When I was working on PhD thesis 20 years ago, I had a giant makefile that generated my graphs and tables then generated the thesis from LaTeX.

All of it was in version control, made it so much easier, but no way anyone other than someone that uses those tools would be able figure it out.

▲

exe34

10 months ago

[-]

> The fact that software engineers are the only folks with the skills to do what you just said.
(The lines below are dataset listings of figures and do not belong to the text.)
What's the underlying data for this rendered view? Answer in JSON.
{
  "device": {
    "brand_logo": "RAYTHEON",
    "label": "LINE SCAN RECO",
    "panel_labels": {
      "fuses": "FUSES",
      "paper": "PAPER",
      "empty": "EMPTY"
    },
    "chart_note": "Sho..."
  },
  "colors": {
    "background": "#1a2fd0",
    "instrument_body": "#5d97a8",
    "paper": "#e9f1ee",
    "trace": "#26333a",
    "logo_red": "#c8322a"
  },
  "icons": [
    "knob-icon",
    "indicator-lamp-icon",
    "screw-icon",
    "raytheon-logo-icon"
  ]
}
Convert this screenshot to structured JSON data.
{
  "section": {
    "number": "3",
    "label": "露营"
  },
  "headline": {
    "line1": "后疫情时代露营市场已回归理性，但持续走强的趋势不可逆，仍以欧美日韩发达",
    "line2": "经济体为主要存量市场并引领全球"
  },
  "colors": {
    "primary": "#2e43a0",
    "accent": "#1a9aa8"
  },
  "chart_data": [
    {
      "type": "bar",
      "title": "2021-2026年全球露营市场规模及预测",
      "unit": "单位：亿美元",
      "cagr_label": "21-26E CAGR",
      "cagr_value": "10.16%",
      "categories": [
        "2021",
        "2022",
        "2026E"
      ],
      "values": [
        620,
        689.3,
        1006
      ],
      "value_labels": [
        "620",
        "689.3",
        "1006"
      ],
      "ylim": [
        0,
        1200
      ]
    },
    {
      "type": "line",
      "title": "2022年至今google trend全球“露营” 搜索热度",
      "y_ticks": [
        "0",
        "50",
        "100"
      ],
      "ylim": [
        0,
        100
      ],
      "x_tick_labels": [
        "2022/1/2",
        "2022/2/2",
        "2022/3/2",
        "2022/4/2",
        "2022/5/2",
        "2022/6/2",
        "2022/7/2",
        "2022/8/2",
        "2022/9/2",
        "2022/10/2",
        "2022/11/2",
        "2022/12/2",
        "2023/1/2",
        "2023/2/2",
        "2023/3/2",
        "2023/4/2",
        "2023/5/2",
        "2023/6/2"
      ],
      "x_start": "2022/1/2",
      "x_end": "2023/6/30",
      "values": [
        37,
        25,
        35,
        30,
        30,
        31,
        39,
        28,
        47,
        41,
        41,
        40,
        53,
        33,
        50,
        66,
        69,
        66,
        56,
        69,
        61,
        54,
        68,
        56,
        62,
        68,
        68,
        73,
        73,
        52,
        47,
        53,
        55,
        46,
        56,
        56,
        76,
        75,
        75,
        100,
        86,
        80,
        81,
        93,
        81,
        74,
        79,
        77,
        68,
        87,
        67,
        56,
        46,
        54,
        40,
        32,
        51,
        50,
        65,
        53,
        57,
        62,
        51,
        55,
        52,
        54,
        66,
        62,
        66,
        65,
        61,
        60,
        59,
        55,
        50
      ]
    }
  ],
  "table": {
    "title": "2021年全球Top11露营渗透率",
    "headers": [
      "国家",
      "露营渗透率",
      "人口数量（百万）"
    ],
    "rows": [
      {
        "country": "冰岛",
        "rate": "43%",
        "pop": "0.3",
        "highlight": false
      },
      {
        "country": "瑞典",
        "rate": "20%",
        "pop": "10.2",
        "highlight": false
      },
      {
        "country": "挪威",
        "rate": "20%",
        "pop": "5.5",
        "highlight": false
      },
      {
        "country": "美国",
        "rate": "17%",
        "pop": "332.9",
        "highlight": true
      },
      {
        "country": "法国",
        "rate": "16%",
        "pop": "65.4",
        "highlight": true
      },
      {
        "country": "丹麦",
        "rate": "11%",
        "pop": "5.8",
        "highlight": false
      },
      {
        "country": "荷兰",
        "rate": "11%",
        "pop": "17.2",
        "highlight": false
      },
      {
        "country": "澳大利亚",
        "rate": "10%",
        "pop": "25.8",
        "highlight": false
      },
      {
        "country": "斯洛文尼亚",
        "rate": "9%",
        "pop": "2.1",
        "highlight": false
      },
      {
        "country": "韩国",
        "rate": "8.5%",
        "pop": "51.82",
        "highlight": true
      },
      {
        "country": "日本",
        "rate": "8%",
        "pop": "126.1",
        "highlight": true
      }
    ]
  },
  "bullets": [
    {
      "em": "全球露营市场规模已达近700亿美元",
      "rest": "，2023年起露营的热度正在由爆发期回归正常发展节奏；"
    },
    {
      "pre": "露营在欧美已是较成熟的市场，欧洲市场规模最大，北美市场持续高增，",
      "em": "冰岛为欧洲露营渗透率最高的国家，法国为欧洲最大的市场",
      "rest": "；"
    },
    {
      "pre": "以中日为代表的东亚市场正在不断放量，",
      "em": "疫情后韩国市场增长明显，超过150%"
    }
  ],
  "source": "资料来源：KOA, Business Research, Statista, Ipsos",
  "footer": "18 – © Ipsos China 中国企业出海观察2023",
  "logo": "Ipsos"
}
I've always been impressed by the amount of effort that people are willing to put in to avoid using version control. I used mercury about 18 years ago, and then moved to git when that took off, and I never write much text for work or leisure without putting it in git. I don't even use branches at all outside of work - it's just so that the previous versions are always available. This applies to my reading notes, travel plans, budgeting, etc.

▲

Tachyooon

10 months ago

[-]

Version control is fantastic, and you can get quite creative with it too. Git scraping for example (https://simonwillison.net/2021/Dec/7/git-history/). But as nice as Git is, people who are not trained to be a software developer or computer scientist often don't have a lot of exposure to it, and when they do it's a relatively big step to learn to use it. In my mechanical engineering studies we had to do quite a bit of programming, but none of my group mates ever wanted to use version control, not even on bigger projects. The Jacquard notebook and other Ink&Switch projects are aimed at people with non-software backgrounds, which is quite nice to see :)

▲

ska

10 months ago

[-]

Oh, they all use version control.

It just looks like "conf_paper1.tex" "conf_paper3.tex" "conf_paper_friday.tex" "conf_paper_20240907.tex" "conf_paper_last_version.tex" "conf_paper_final.tex"

...

"conf_paper_final2.tex"

Oh, and the figures reference files on local dir structure.

And the actual, eventually published version, only exists in email back and forth with publisher for style files etc.

▲

RhysabOweyn

10 months ago

[-]

I once worked with a professor and some graduate students who insisted on using box as a code repository since it kept a log of changes to files under a folder. I tried to convince them to switch to git by making a set of tutorial videos explaining the basics but it was still not enough to convince them to switch.

▲

svnt

10 months ago

[-]

When github started, for most people the only purpose was just so you didn’t have to manage a server holding your repository. To avoid using it at that point for private projects required all of ssh and a $5/mo virtual machine somewhere, and all of their customers could follow the steps to set that up. It still succeeded.

▲

sega_sai

10 months ago

[-]

That is actually a very interesting idea. While I am not necessarily interested in some sort of build system for a paper, but being able to figure out which plots need to be regenerated when some data file or some equation is changed is useful. For this, being able to encode the version of the script and all the data files used in creating of the plot would be valuable.

▲

kleton

10 months ago

[-]

Given the replication crisis in the sciences, objectively this is probably a good thing, but the incumbents in the field would strongly push back against it becoming a norm.

https://en.wikipedia.org/wiki/Replication_crisis

▲

ska

10 months ago

[-]

This addresses a nearly orthogonal issue.

▲

idiotlogical

10 months ago

[-]

Am I not smart, or what about the "Subscribe" page won't allow me to get past the "Name" field? I tried a few combos and even an email addresses and it doesn't validate:

https://buttondown.com/inkandswitch

▲

pvh

10 months ago

[-]

Hey, thanks! I don't know what's regressed here but I've emailed the support people for buttondown.